Although systematic sampling is convenient to use, it can be flawed if there is a cyclical pattern in the sampling frame. For example, suppose a systematic sample ended up sampling the number of absent students or patients admitted to a hospital in such a way that the entire sample was from the same day of the week (say Friday). I think you can see the potential for inadvertent bias.

4.8 Stratified Sampling

Sometimes it makes sense to divide the population into homogeneous groups, which are called strata (the singular is stratum), before the stratified random sample is selected.

For example, in the teachers example, I might divide the population into three groups: elementary teachers (K-5), middle school teachers (6-8), and high school teachers (9-12). Suppose that 50% of the population are elementary teachers, 20% middle school, and 30% high school.

Then three separate simple random samples would be collected. With the desired total sample size of \(n=400\), we would select \(n_1=200\) elmentary, \(n_2=80\) middle school, and \(n_3\)=120 high school teachers.

Other categorical variables, such as sex, race, age group, etc. can be used as the stratification variable.

4.9 Why Use Stratified Sampling?

As you can see, collecting a stratified sample as opposed to a simple random sample is a bit more involved. Why do we bother going through the extra trouble, especially since both samples are random?

A big advantage of stratified sampling is that it can reduce the total variability of the sample statistics. In a political poll or opinion survey, this means that we could either have a smaller margin of error (desirable), or we can use a smaller total sample size to obtain a particular margin of error (also desirable).

In addition, we would often be interested in reporting the statistics by strata: for example, if there are differences in opinion between elementary/middle school/high school teachers, between men and women, between different racial groups, etc.

4.10 Cluster Sampling

Another sampling techique, which is often confused with stratified sampling, is cluster sampling.

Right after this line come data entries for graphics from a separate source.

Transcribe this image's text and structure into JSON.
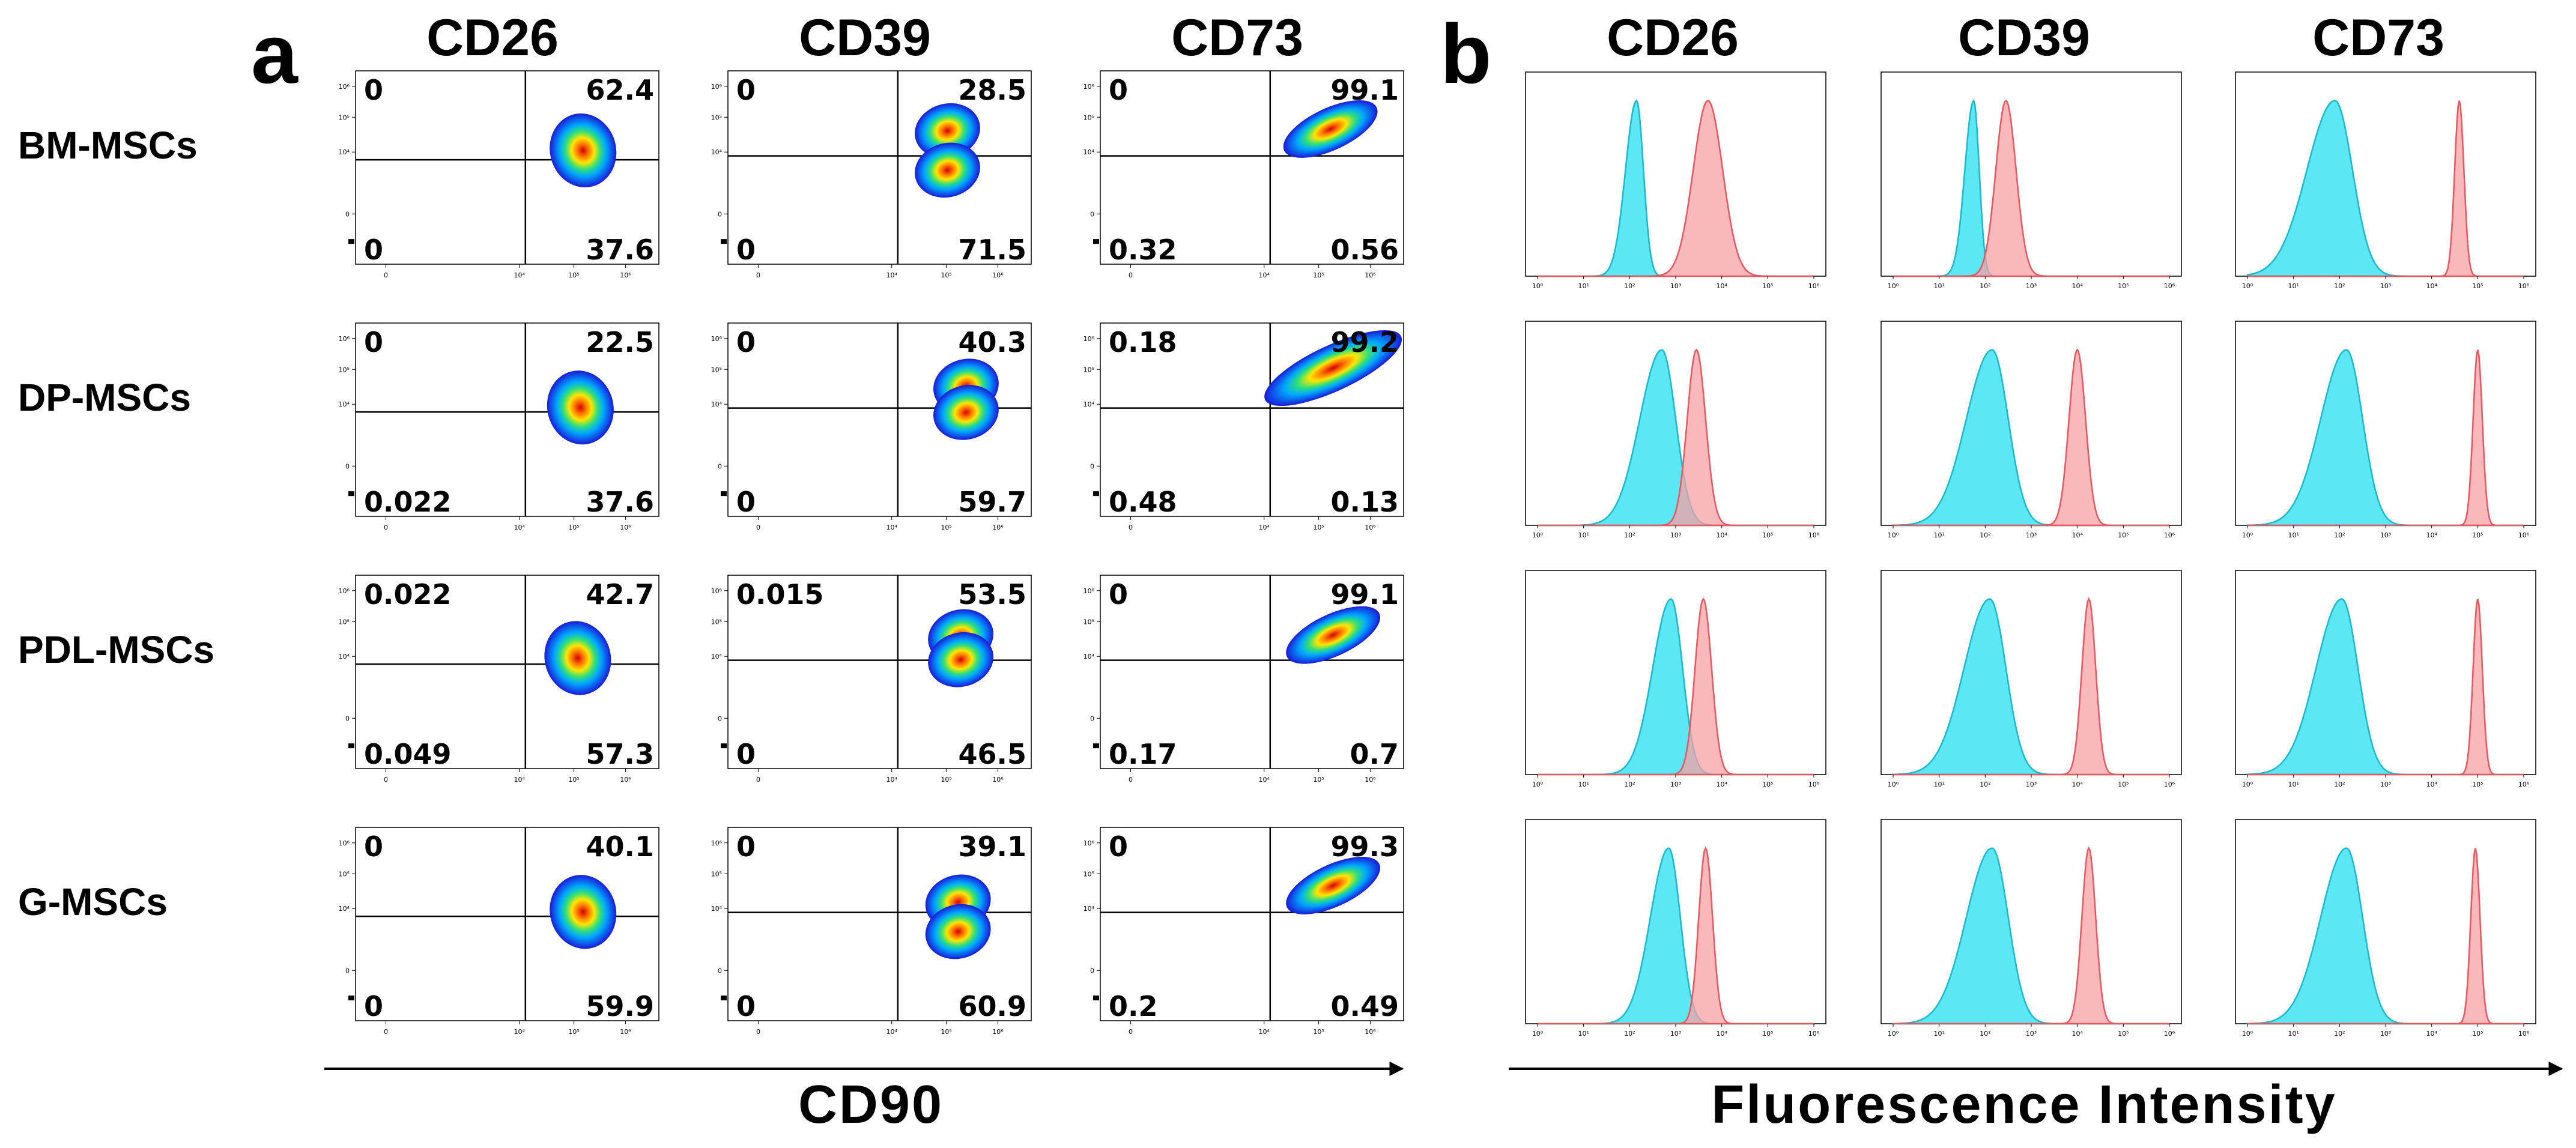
{
  "panel_a": {
    "letter": "a",
    "x_axis_label": "CD90",
    "columns": [
      "CD26",
      "CD39",
      "CD73"
    ],
    "rows": [
      "BM-MSCs",
      "DP-MSCs",
      "PDL-MSCs",
      "G-MSCs"
    ],
    "x_ticks": [
      "0",
      "10⁴",
      "10⁵",
      "10⁶"
    ],
    "y_ticks": [
      "10⁶",
      "10⁵",
      "10⁴",
      "0"
    ]
  },
  "panel_b": {
    "letter": "b",
    "x_axis_label": "Fluorescence Intensity",
    "columns": [
      "CD26",
      "CD39",
      "CD73"
    ],
    "x_ticks": [
      "10⁰",
      "10¹",
      "10²",
      "10³",
      "10⁴",
      "10⁵",
      "10⁶"
    ],
    "colors": {
      "control": "#3ee3f2",
      "stained": "#f7a1a6",
      "control_line": "#19b8cc",
      "stained_line": "#e8565e"
    }
  },
  "chart_data": [
    {
      "type": "scatter",
      "subtype": "flow-cytometry-density-plots",
      "panel": "a",
      "x_axis": "CD90",
      "columns": [
        "CD26",
        "CD39",
        "CD73"
      ],
      "rows": [
        "BM-MSCs",
        "DP-MSCs",
        "PDL-MSCs",
        "G-MSCs"
      ],
      "quadrant_order": [
        "top-left",
        "top-right",
        "bottom-left",
        "bottom-right"
      ],
      "quadrants": [
        [
          [
            "0",
            "62.4",
            "0",
            "37.6"
          ],
          [
            "0",
            "28.5",
            "0",
            "71.5"
          ],
          [
            "0",
            "99.1",
            "0.32",
            "0.56"
          ]
        ],
        [
          [
            "0",
            "22.5",
            "0.022",
            "37.6"
          ],
          [
            "0",
            "40.3",
            "0",
            "59.7"
          ],
          [
            "0.18",
            "99.2",
            "0.48",
            "0.13"
          ]
        ],
        [
          [
            "0.022",
            "42.7",
            "0.049",
            "57.3"
          ],
          [
            "0.015",
            "53.5",
            "0",
            "46.5"
          ],
          [
            "0",
            "99.1",
            "0.17",
            "0.7"
          ]
        ],
        [
          [
            "0",
            "40.1",
            "0",
            "59.9"
          ],
          [
            "0",
            "39.1",
            "0",
            "60.9"
          ],
          [
            "0",
            "99.3",
            "0.2",
            "0.49"
          ]
        ]
      ],
      "populations": [
        [
          [
            {
              "x": 5.2,
              "y": 4.05
            }
          ],
          [
            {
              "x": 5.05,
              "y": 4.65
            },
            {
              "x": 5.05,
              "y": 3.45
            }
          ],
          [
            {
              "x": 5.25,
              "y": 4.7
            }
          ]
        ],
        [
          [
            {
              "x": 5.15,
              "y": 3.9
            }
          ],
          [
            {
              "x": 5.4,
              "y": 4.55
            },
            {
              "x": 5.4,
              "y": 3.75
            }
          ],
          [
            {
              "x": 5.3,
              "y": 5.1
            }
          ]
        ],
        [
          [
            {
              "x": 5.1,
              "y": 3.95
            }
          ],
          [
            {
              "x": 5.3,
              "y": 4.6
            },
            {
              "x": 5.3,
              "y": 3.9
            }
          ],
          [
            {
              "x": 5.3,
              "y": 4.65
            }
          ]
        ],
        [
          [
            {
              "x": 5.2,
              "y": 3.9
            }
          ],
          [
            {
              "x": 5.25,
              "y": 4.2
            },
            {
              "x": 5.25,
              "y": 3.3
            }
          ],
          [
            {
              "x": 5.3,
              "y": 4.7
            }
          ]
        ]
      ]
    },
    {
      "type": "area",
      "subtype": "histogram-overlay",
      "panel": "b",
      "xlabel": "Fluorescence Intensity",
      "xlim": [
        0,
        6
      ],
      "x_scale": "log10",
      "columns": [
        "CD26",
        "CD39",
        "CD73"
      ],
      "rows": [
        "BM-MSCs",
        "DP-MSCs",
        "PDL-MSCs",
        "G-MSCs"
      ],
      "peaks_log10": [
        [
          {
            "control": {
              "center": 2.15,
              "width": 0.15
            },
            "stained": {
              "center": 3.7,
              "width": 0.32
            }
          },
          {
            "control": {
              "center": 1.75,
              "width": 0.12
            },
            "stained": {
              "center": 2.45,
              "width": 0.22
            }
          },
          {
            "control": {
              "center": 1.9,
              "width": 0.38
            },
            "stained": {
              "center": 4.6,
              "width": 0.1
            }
          }
        ],
        [
          {
            "control": {
              "center": 2.7,
              "width": 0.3
            },
            "stained": {
              "center": 3.45,
              "width": 0.2
            }
          },
          {
            "control": {
              "center": 2.15,
              "width": 0.35
            },
            "stained": {
              "center": 4.0,
              "width": 0.18
            }
          },
          {
            "control": {
              "center": 2.15,
              "width": 0.35
            },
            "stained": {
              "center": 5.0,
              "width": 0.1
            }
          }
        ],
        [
          {
            "control": {
              "center": 2.9,
              "width": 0.25
            },
            "stained": {
              "center": 3.6,
              "width": 0.18
            }
          },
          {
            "control": {
              "center": 2.1,
              "width": 0.35
            },
            "stained": {
              "center": 4.25,
              "width": 0.15
            }
          },
          {
            "control": {
              "center": 2.05,
              "width": 0.35
            },
            "stained": {
              "center": 5.0,
              "width": 0.1
            }
          }
        ],
        [
          {
            "control": {
              "center": 2.85,
              "width": 0.25
            },
            "stained": {
              "center": 3.65,
              "width": 0.15
            }
          },
          {
            "control": {
              "center": 2.15,
              "width": 0.35
            },
            "stained": {
              "center": 4.25,
              "width": 0.15
            }
          },
          {
            "control": {
              "center": 2.15,
              "width": 0.35
            },
            "stained": {
              "center": 4.95,
              "width": 0.1
            }
          }
        ]
      ]
    }
  ]
}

In this method, the population is divided into representative subgroups, which are heterogenous rather than homogenous. This subgroups are called clusters. Then, instead of taking a simple random sample of individuals in the population, a simple random sample of the clusters is taken. In the purest form of cluster sampling, everyone in the chosen clusters is used, although in practice it is common to take a simple random sample or stratified sample of the chosen clusters.

In the teachers example, it might be difficult or impossible to get a sampling frame listing all teachers in the state. A frame of all school districts in Kentucky would be easier to obtain. We could randomly select a certain number of school districts and use the teachers at those districts.

4.11 Why Use Cluster Sampling?

Students often confuse stratified and cluster sampling. They appear similar because both methods involve dividing the population into subgroups.

In stratified sampling, the idea is to divide into strata where everyone within a stratum are similar on a characteristic of interest (i.e. teach the same grade level, same sex, same race, etc.) Often this is done to make sure the sample `fairly’ represents the population.

In cluster sampling, the idea is to divide into clusters where ideally the individual clusters are microcosms of the population. Then, we can reduce the time and money needed to collect the sample by sampling clusters rather than individuals.

4.12 Multistage Sampling

Most companies (Gallup, Rasmussen, news organizations, etc.) that take large surveys regularly combine several of these techniques into what is called a multistage sample.

First, cluster sampling might be used to randomly select certain geographic areas; it is common to use census tracts or neighborhood blocks, which are subdivisions used by the U.S. Census Bureau. Then the company or researcher might choose to use stratified sampling within the chosen census tracts on a stratification variable(s) of interest.

These sample designs can be quite complicated, but the intention is to try to gain the advantages of the various methods, especially when a simple random sample is not feasible.